Driven by the necessity of moving up in the teams’ world ranking, Astana clearly targets more than bunch sprint victories in this race. They have three cards to play on GC, firstly with their Kazakh stars Evgeny Fedorov and Alexey Lutsenko who made a 1-2 at the Asian Games in Hangzhou, China, on October 5. Two days before, Lutsenko won the individual time trial. Twice in the top 10 of the Tour de France overall (7th in 2021 and 8th in 2022), he also impressed on European soil recently with winning the Memorial Marco-Pantani in Italy in mid-September. Astana also have an on-form super climber in store with Colombia’s Harold Tejada who impressed at Gran Piemonte in Italy on October 5 (8th) just before flying to Turkiye.

However, the hot favourite for the overall win in the 58th Presidential Cycling Tour of Turkiye remains Jay Vine. This race simply launched the career of the current Australian champion for individual time trial who won the first stage race of the 2023 season (the Santos Tour Down Under) under his new colours of UAE Team Emirates. The TUR was his first ever pro race in Europe in April 2021 and he came second overall – also at the Göğübeli uphill finish – to Spain’s José Manuel Diaz. He has since won stages at La Vuelta a España and he’s touted to be a potential Grand Tour winner.

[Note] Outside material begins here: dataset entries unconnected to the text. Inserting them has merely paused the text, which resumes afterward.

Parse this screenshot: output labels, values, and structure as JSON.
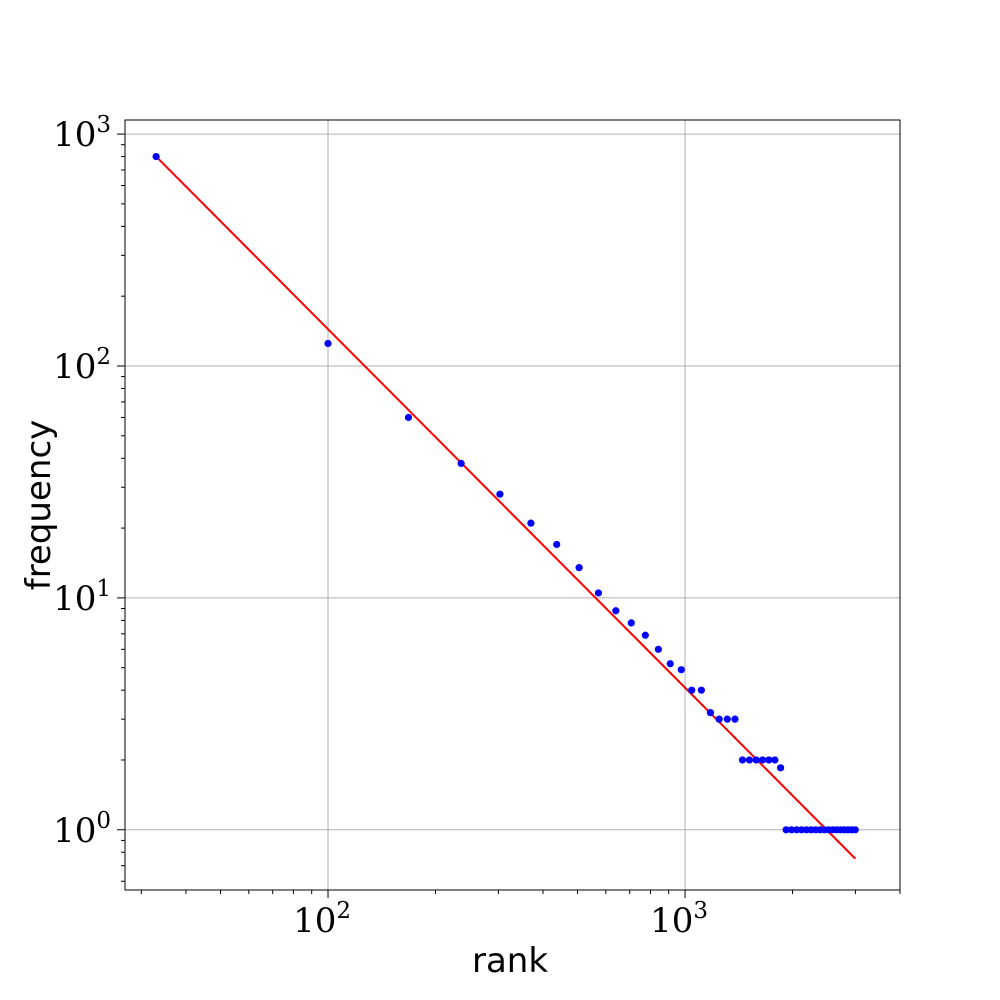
{
  "chart_data": {
    "type": "scatter",
    "title": "",
    "xlabel": "rank",
    "ylabel": "frequency",
    "xscale": "log",
    "yscale": "log",
    "xlim": [
      27,
      4000
    ],
    "ylim": [
      0.55,
      1150
    ],
    "grid": true,
    "x_ticks": [
      {
        "base": "10",
        "exp": "2",
        "value": 100
      },
      {
        "base": "10",
        "exp": "3",
        "value": 1000
      }
    ],
    "y_ticks": [
      {
        "base": "10",
        "exp": "0",
        "value": 1
      },
      {
        "base": "10",
        "exp": "1",
        "value": 10
      },
      {
        "base": "10",
        "exp": "2",
        "value": 100
      },
      {
        "base": "10",
        "exp": "3",
        "value": 1000
      }
    ],
    "series": [
      {
        "kind": "scatter",
        "color": "#0000ff",
        "x": [
          33,
          100,
          168,
          236,
          303,
          370,
          437,
          505,
          572,
          640,
          707,
          774,
          842,
          909,
          976,
          1044,
          1111,
          1178,
          1246,
          1313,
          1380,
          1448,
          1515,
          1582,
          1650,
          1717,
          1785,
          1852,
          1919,
          1987,
          2054,
          2121,
          2189,
          2256,
          2323,
          2391,
          2458,
          2526,
          2593,
          2660,
          2728,
          2795,
          2862,
          2930,
          2997
        ],
        "y": [
          800,
          125,
          60,
          38,
          28,
          21,
          17,
          13.5,
          10.5,
          8.8,
          7.8,
          6.9,
          6.0,
          5.2,
          4.9,
          4.0,
          4.0,
          3.2,
          3.0,
          3.0,
          3.0,
          2.0,
          2.0,
          2.0,
          2.0,
          2.0,
          2.0,
          1.85,
          1,
          1,
          1,
          1,
          1,
          1,
          1,
          1,
          1,
          1,
          1,
          1,
          1,
          1,
          1,
          1,
          1
        ]
      },
      {
        "kind": "line",
        "color": "#ff0000",
        "x": [
          33,
          3000
        ],
        "y": [
          800,
          0.75
        ]
      }
    ]
  }
}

Stage 3 in and around Fethiye seems tailor-made for him. The unprecedented uphill finish in Babadağ is the big attraction of the course this year. In 15 kilometres, the road will take the riders from sea level to almost 2000 metres. The last 3km have an average gradient of 10% with curves at 17%. It’s a short stage (104km) at the difference of stage 6 from Bodrum to Selçuk (193km) that will give the protagonists a chance to reshuffle the general classification.